I have previously written about a mental health professional’s duty to warn others in Is the University of Colorado Potentially Liable to Holmes’s Victims? I said,
In Tarasoff v. Regents of the University of California, 551 P.2d 334 (1976), the California Supreme Court created a new cause of action in tort for the negligent failure of a mental health professional to notify the police and potential victim regarding a threat to harm or kill communicated by a patient to the mental health professional. Before Tarasoff, mental health professionals were prohibited by the therapist/patient privilege of confidentiality from disclosing threats to harm or kill others uttered by patients during treatment.
The unique facts and equities of Tarasoffcompelled a majority of the California Supreme Court to ignore legal precedent and create a new cause of action against mental health professionals founded in negligence to compensate victims of violence committed by a patient under the care and treatment of a mental health professional who failed to warn the police and the victim of a threat to harm the victim uttered by the patient.
See also: Holmes: Does the Colorado Statute Bar Recovery?. Note that Virginia will have its own statute that may vary from the Colorado statute.
Virginia Governor Robert F. McDonnell (R) has ordered the Virginia Inspector General to find out why Gus Deeds was released.
“We’re going to investigate the circumstances that led up to Austin Deeds’s release at the expiration of the emergency custody order,” said G. Douglas Bevelacqua of the Office of the Inspector General.
Finally, please read this comment by Gytannia, a reader who commented regarding the Washington Post article:
Speaking from experience when someone who is mental “flips out”. It can happen very fast from calm to extremely dangerous. Like a light switch. The son could very well have been seemingly calm and cooperative all day Monday. This tends to convince the family that maybe they don’t need to be hospitalized.

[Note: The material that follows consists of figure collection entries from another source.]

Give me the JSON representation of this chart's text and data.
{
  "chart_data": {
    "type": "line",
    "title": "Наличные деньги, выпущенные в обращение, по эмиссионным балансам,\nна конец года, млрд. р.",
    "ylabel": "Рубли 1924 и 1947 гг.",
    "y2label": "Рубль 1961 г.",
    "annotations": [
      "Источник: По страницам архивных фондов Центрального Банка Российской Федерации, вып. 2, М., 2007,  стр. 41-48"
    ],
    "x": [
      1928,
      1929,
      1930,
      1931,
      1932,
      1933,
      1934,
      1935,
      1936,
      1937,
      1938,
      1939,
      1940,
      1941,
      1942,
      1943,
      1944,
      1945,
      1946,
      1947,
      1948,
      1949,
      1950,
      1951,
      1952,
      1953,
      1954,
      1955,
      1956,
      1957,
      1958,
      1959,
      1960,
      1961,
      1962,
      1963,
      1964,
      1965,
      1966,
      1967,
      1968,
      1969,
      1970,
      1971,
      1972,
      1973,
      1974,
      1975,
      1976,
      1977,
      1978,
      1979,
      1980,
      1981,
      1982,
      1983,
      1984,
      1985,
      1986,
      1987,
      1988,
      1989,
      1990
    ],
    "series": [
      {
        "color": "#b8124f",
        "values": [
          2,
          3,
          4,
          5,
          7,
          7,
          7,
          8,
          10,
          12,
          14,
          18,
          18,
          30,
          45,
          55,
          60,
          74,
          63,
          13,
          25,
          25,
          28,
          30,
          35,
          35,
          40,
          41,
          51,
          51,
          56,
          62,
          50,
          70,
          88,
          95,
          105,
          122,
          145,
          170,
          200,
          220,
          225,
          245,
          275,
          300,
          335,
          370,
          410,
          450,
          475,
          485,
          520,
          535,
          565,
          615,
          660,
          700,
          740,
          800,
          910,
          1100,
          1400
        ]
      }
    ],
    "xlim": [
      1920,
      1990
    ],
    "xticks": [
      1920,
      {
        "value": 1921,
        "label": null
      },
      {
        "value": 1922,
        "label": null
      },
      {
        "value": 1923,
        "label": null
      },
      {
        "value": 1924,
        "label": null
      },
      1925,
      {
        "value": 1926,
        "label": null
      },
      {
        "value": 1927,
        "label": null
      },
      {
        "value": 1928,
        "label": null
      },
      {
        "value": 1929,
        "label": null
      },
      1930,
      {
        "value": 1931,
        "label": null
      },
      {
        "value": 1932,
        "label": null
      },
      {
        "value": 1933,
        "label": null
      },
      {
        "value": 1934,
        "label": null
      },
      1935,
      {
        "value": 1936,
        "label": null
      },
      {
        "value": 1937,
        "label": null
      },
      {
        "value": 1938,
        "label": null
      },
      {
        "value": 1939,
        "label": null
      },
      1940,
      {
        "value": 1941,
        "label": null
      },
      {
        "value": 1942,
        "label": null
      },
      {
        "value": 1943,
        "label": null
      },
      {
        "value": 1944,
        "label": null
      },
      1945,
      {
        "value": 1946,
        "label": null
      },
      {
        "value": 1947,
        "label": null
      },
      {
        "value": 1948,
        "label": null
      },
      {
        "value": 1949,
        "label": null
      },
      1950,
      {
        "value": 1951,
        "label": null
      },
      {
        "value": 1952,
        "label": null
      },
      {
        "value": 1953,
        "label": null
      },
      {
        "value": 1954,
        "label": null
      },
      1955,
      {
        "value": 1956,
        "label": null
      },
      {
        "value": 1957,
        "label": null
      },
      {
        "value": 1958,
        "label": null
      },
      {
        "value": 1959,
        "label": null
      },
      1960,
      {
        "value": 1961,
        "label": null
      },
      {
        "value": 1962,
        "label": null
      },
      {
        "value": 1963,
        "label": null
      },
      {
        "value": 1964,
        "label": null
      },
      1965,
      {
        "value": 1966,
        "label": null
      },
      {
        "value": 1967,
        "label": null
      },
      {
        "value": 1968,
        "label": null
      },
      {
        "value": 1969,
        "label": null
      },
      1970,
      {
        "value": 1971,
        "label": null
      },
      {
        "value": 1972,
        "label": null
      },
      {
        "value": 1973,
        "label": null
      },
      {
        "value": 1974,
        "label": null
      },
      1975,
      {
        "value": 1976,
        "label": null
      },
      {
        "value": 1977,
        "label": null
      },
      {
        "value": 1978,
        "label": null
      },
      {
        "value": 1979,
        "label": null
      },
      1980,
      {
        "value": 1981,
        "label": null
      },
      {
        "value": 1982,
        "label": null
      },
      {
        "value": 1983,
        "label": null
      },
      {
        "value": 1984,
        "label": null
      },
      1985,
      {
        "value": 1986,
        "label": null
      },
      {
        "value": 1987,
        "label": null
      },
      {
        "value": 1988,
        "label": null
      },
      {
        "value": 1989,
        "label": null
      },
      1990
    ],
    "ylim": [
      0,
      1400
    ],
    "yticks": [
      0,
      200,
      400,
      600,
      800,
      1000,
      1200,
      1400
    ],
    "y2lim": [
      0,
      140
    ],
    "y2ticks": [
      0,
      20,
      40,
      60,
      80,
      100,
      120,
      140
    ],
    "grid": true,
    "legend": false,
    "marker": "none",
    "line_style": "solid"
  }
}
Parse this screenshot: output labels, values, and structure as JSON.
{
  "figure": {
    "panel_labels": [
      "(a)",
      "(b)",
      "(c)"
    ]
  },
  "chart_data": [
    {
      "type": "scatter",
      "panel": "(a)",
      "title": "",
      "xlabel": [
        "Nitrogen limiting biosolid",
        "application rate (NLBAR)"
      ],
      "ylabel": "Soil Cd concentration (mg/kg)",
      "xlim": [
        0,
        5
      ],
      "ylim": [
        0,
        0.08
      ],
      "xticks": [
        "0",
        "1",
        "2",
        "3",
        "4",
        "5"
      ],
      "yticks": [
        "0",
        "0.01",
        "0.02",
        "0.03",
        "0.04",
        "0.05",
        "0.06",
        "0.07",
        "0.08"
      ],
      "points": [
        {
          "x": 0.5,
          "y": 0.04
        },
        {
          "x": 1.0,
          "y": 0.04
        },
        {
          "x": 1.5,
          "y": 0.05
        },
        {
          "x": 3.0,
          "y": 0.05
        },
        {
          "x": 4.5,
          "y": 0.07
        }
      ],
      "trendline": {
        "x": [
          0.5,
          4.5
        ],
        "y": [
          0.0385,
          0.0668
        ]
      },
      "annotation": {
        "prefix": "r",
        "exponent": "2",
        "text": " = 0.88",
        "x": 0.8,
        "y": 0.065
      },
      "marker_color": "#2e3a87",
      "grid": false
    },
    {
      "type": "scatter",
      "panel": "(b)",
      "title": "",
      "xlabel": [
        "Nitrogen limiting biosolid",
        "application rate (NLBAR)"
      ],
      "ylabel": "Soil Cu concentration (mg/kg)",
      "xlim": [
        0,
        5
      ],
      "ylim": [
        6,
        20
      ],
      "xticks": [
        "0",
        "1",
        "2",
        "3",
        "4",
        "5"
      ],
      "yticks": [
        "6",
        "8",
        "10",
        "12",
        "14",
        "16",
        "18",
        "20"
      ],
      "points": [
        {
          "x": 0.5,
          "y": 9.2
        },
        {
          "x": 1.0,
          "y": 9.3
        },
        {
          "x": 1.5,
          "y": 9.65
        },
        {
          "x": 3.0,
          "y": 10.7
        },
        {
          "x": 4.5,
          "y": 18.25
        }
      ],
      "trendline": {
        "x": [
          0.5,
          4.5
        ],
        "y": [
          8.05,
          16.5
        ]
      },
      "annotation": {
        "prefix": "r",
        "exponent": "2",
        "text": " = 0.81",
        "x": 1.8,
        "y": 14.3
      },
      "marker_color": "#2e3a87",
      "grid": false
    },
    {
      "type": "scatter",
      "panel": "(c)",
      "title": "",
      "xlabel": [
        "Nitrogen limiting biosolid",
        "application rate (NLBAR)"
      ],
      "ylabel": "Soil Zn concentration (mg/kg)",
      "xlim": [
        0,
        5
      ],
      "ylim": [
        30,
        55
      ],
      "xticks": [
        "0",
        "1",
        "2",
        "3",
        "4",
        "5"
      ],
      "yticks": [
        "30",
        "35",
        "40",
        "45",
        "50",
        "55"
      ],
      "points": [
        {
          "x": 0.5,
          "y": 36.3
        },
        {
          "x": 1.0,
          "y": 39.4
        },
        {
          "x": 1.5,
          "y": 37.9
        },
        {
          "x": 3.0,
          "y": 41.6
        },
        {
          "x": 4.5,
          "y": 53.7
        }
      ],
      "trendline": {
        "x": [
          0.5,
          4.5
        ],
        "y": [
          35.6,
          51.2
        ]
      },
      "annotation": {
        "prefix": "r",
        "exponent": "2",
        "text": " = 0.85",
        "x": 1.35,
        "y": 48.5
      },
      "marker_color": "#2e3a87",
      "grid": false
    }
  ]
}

Especially a politician wouldn’t want public to know, so would put it off possibly. Then, when something in a conversation flips that switch or even if he sees something online, it’s game over for self control or decent behavior. While attacking, who or whatever is closest, it’s like watching a movie that you can’t stop, even if part of your brain is screaming to stop. Often the shame afterwards of acting like that and causing harm or fear to your loved ones is too much to take. Every time it happens, it takes another piece of your self worth, of self confidence, and soon you think you don’t “belong” among the “normal”. anymore. And you don’t want to harm your loved one..again. At the time, your brain refuses to think consequences or any rational thought, and there seems to be no solution short of drugs to make you drool into oblivion. Hence the suicide following the outburst. It seems that suicide is always the first thought after a big mental outburst of violence on a loved one.
We will have to wait and see the result of the Inspector General’s investigation, but right now the assault and suicide appear to have been preventable, but for the negligence of the mental health facility that released Gus Deeds.